Esas alimañas no son peligrosas en pequeños números, pero cuando se agrupan en
manadas pueden ser verdaderamente letales. No podía dejar que se quedasen allí,
tan cerca de un lugar habitado. Si hubiese llegado a ocurrir algo pesaría sobre
mi conciencia.
Fue entonces cuando se me ocurrió la
idea del millón. Tenía que sacar a esos engendros de allí y, por otra parte,
ocuparme de los saqueadores. Los pieles secas son rápidos, a pie me habría sido
imposible sacarlos de la cueva sin acabar devorado. Sin embargo, iba a caballo,
con lo cual no tendría ese problema. Me acerqué al bosque y empecé a disparar
al aire con Júpiter, con la esperanza de que el ruido les guiase hacia mí. Tuve
que disparar dos tambores enteros, pero, al recargar para iniciar la tercera
salva, vi como las criaturas avanzaban hacia mí.

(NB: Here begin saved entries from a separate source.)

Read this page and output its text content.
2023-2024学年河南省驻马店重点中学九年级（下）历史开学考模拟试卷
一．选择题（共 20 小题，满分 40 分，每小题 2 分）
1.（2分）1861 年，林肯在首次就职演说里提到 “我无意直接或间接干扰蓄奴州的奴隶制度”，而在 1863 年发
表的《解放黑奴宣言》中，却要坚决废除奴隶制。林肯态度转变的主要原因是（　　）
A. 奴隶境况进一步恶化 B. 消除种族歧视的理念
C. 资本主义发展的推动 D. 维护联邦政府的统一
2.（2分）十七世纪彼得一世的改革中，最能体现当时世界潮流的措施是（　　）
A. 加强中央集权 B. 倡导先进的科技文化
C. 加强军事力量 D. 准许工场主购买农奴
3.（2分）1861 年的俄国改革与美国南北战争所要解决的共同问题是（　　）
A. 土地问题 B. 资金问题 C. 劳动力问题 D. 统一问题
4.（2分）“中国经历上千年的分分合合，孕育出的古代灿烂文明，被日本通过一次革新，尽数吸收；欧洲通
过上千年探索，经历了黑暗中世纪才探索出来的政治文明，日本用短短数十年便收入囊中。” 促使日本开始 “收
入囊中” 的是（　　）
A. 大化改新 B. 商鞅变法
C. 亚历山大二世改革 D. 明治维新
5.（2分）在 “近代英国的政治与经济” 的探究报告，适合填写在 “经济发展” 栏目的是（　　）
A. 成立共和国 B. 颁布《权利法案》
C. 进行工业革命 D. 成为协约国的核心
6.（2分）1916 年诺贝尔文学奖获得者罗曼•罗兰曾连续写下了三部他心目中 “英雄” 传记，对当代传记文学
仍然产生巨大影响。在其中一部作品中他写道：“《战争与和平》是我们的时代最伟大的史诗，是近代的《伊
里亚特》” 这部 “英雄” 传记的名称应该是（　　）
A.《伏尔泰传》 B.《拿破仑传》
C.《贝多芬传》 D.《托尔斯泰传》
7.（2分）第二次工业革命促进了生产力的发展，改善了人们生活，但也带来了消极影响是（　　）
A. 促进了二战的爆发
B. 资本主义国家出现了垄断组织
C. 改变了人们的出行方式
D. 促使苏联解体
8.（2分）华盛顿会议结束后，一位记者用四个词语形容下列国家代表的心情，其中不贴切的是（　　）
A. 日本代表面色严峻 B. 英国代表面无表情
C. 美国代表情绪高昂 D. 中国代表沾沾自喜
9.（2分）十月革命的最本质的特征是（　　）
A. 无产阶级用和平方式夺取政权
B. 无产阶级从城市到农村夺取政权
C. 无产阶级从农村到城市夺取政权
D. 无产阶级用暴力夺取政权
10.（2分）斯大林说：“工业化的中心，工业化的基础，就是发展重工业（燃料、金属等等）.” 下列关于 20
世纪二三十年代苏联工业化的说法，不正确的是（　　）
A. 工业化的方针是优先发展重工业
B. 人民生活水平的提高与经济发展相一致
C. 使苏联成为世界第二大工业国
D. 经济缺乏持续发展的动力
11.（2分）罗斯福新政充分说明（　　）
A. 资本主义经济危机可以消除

Los pieles secas son gregarios.
Cuando una parte del grupo se mueve, ellos le siguen, así que no me resultó
difícil conseguir que fuesen todos tras de mí. Tras eso, tan solo tuve que
pastorearlos hasta que llegué al campamento de los saqueadores. Ahí avivé la
marcha, me escondí en una colina cercana y esperé a que esos palurdos los
atrajesen. Claro que cabía la posibilidad de que devorasen a la banda entera,
pero era un riesgo que debía correr.
No obstante, Murray el Tuerto no es
ningún estúpido. No sé cómo lo hizo, pero consiguió abrirse camino a caballo
con dos de sus hombres y salir del campamento mientras los pieles secas estaban
entretenidos devorando al resto de su banda. Cuando los vi salir tan solo tenía
que perseguirles.
La persecución fue dura. No estaban
dispuestos a entregarse y lanzaron sobre mí toda una lluvia de balas. Sin
embargo, gracias a mis reflejos de psijita, conseguí acertarles en el cuerpo
con mi revólver magnum del .44. Una vez derribados del caballo les disparé a la
cabeza para asegurarme de que no me darían problemas y los traje hasta aquí”.
—¡Una
historia digna del mejor cazarrecompensas de Nimbalia, sí señor! —exclamó mientras sostenía el vaso en alto— ¡Por Lester Arthur
Marian!
Brindamos y después le dije— Ahora solo queda encargarse de la manada de pieles secas,
pero eso es problema tuyo.
Continuamos bebiendo hasta vaciar la
botella y luego pedimos unos cuencos de estofado. Terminada la comida le
pregunté si había más saqueadores a los que dar caza. Me dijo que no. Sin más
asuntos que tratar en ese asentamiento monté en mi caballo y cabalgué en
dirección a Louisville en busca de nuevos trabajos.